INVESTIGADORES
MEINI Maria Rocio
artículos
Título:
Antibiotic resistance in Zn(II)-deficient environments: metallo-beta-lactamase activation in the periplasm.
Autor/es:
MARÍA ROCÍO MEINI; LISANDRO J. GONZALEZ; ALEJANDRO J. VILA
Revista:
FUTURE MICROBIOLOGY
Editorial:
FUTURE MEDICINE LTD
Referencias:
Lugar: Londres; Año: 2013 vol. 8 p. 947 - 979
ISSN:
1746-0913
Resumen:
Zn(II) is an essential metal ion in living organisms, playing a wide variety of roles as a structural, regulatory or catalytic cofactor in proteins. As is the case for most transition metal ions, high Zn(II) levels are toxic. Therefore, organisms have developed a series of mechanisms to regulate Zn(II) concentrations and to ensure proper metal uptake by metalloproteins. Bacterial pathogens require transition metal ions during infection to achieve an optimum colonization level and to activate a variety of virulence factors. This condition is exploited by the human host, which sequesters these metal ions in a process generally termed nutritional immunity. In addition to that, antibiotic resistance can also be affected by Zn(II) sequestration, as recently reported for a multidrug-resistant Acinetobacter baumannii strain, whose susceptibility to carbapenems was increased in the presence of a Zn(II)-chelating agent.
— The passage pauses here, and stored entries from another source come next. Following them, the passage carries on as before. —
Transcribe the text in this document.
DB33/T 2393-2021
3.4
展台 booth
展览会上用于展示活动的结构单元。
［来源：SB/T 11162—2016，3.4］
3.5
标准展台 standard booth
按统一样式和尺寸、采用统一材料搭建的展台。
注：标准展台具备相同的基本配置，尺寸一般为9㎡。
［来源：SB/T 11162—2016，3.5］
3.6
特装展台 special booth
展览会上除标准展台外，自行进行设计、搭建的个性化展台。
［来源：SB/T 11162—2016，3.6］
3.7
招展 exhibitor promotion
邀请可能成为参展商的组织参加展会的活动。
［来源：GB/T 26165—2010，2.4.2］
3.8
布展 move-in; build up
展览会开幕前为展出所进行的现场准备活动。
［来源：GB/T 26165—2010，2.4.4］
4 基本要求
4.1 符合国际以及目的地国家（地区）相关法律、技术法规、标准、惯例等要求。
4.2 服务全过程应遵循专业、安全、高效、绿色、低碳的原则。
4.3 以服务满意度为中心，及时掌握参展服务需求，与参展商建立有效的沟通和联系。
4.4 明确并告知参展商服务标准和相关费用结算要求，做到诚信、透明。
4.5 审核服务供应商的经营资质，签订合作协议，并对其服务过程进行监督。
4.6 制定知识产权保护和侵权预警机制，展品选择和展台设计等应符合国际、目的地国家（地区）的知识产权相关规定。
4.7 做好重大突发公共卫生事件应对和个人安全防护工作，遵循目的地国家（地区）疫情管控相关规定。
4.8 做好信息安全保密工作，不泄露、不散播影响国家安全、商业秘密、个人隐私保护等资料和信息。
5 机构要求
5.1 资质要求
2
The most outstanding resistance mechanism towards beta-lactam antibiotics involving Zn(II) ions is the expression of metallo-beta-lactamases (MBLs). Inhibitor design strategies for MBLs have been largely unsuccessful, mostly due to the structural diversity of their active sites. Many efforts have relied on a structural and biochemistry bases, but in vivo inhibition has not been effective. Novel strategies should consider Zn(II) uptake as a limiting step on MBL activation. Selective Zn(II) chelating schemes, reinforcing human host Zn(II) sequestering strategies, should be put into focus.